How can you determine a credit card’s interest rate?
Finding a credit card’s effective interest rate is fairly straightforward.
Different creditors and card types offer different interest rates. A credit card’s interest rate is usually indicated in the “Credit Card Key Facts Sheet” that issuers are required to provide applicants under the National Consumer Credit Protection Act 2009, which is administered by the Australian Securities and Investments Commission (ASIC).
ASIC offers a free credit card calculator to help consumers work out how much they’ll end up owing and paying in interest with their card. Other sites also offer free comparisons of credit card interest rates.
Credit card interest rates explained
Credit cards have varying interest rates depending on the issuer, type of card and transaction involved. Rates typically range from 11 to 20 per cent per annum (p.a.) and rewards cards are usually on the higher end of the scale.
According to Finder’s State of the Credit Card Market Report 2017, the average credit card interest rate is at 16.97 per cent based on the average balance of $1,903 accruing interest.
How do interest rates work on credit cards?
Notice that the interest rate range indicated above is “per annum”. This is usually how issuers show credit card interest rates because it’s how the interest adds up annually. However, interest rates are not applied to debt annually but on a daily basis.
This is where compound interest comes in, driving consumers deeper in debt.
What is compound interest?
Compound interest is when interest is added to the principal debt and the next interest is applied to this new amount. Repeat until the debt is paid off.
Consider this: Dan owns a credit card with a 20 per cent interest rate p.a. (0.0548 daily) and uses it to buy a $300 pair of sports shoes. If he only makes a minimum repayment of $7 for his purchase, he would only be able to pay off his original $300 debt in full after 13 years and two months. The total payment will amount to $818, with $518 making up for the interest that compounded over time.
Can you negotiate credit card interest rates?
Responsible consumers who have a good track record of paying their credit card bill on time may negotiate a lower interest fee from the card issuer. All they need to do is pick up the phone and ask for it.
Before calling up your issuer, however, research different credit card offers that you are eligible for. Once you have compiled a list of ideal offers, you can call your issuer and negotiate to match the offer or end the contract.

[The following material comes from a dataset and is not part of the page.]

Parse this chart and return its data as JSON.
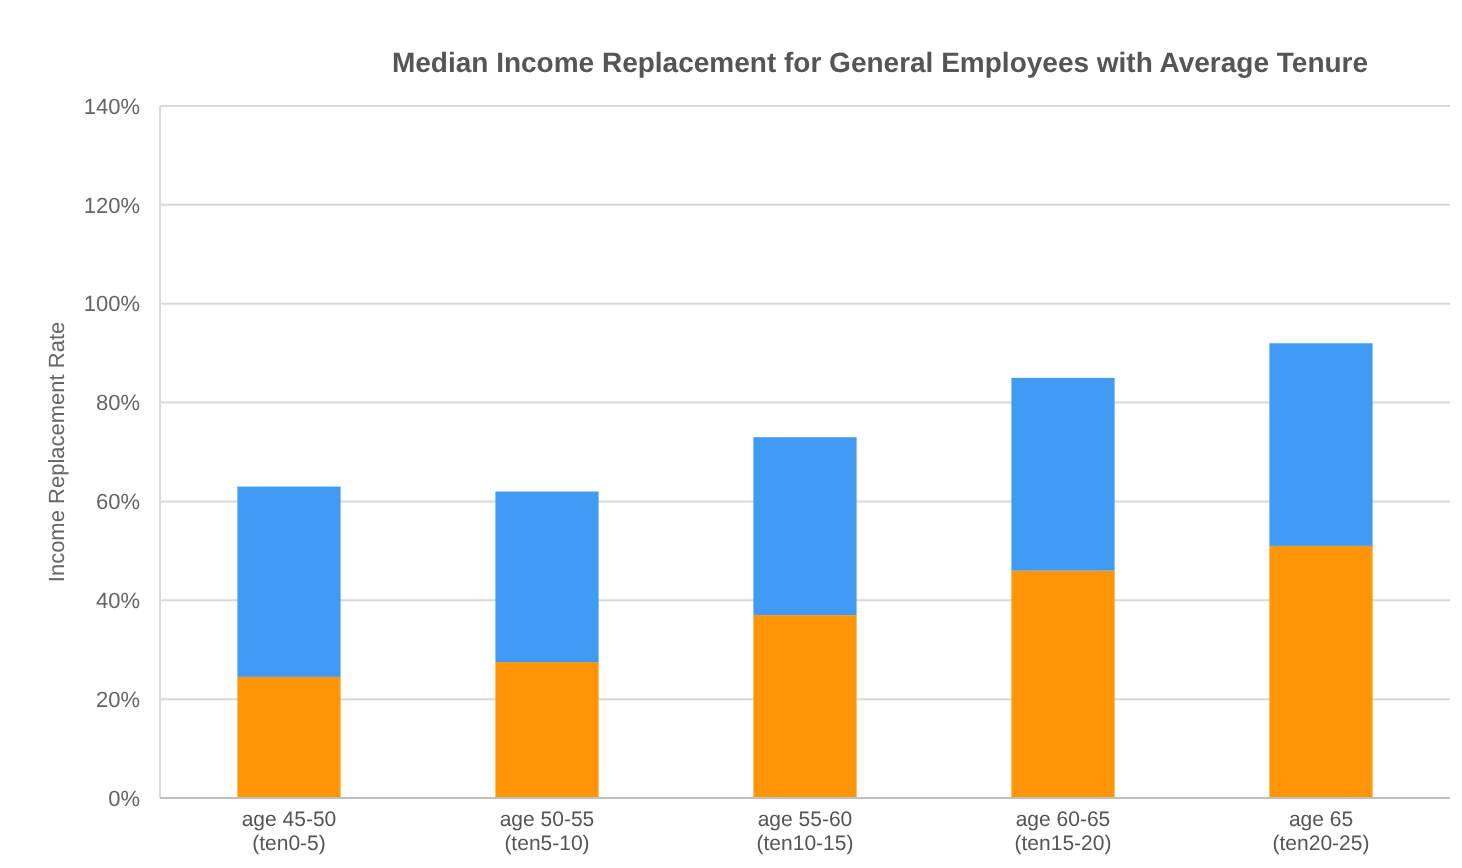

According to professionals, banks and other creditors spend more money attracting new customers than retaining them, so the chances of the issuer agreeing to meet their clients halfway are high.
How to reduce interest rates on credit card debt
Unfortunately, once a consumer has existing credit card debt, that amount is already subject to the interest rate they agreed to. If borrowers can’t afford to meet the repayments, however, they may contact their creditor to ask for a hardship variation and draw up a new debt repayment agreement for the amount.
They may also consider applying for a zero per cent balance transfer card, which can help them pay off the balance without accruing interest in a specified period. Sometimes, the original creditor may even try to match or outdo the balance transfer card’s offer.
Different credit cards apply different interest rates. It’s important to read the key facts sheet and compare various offers before applying for a specific card.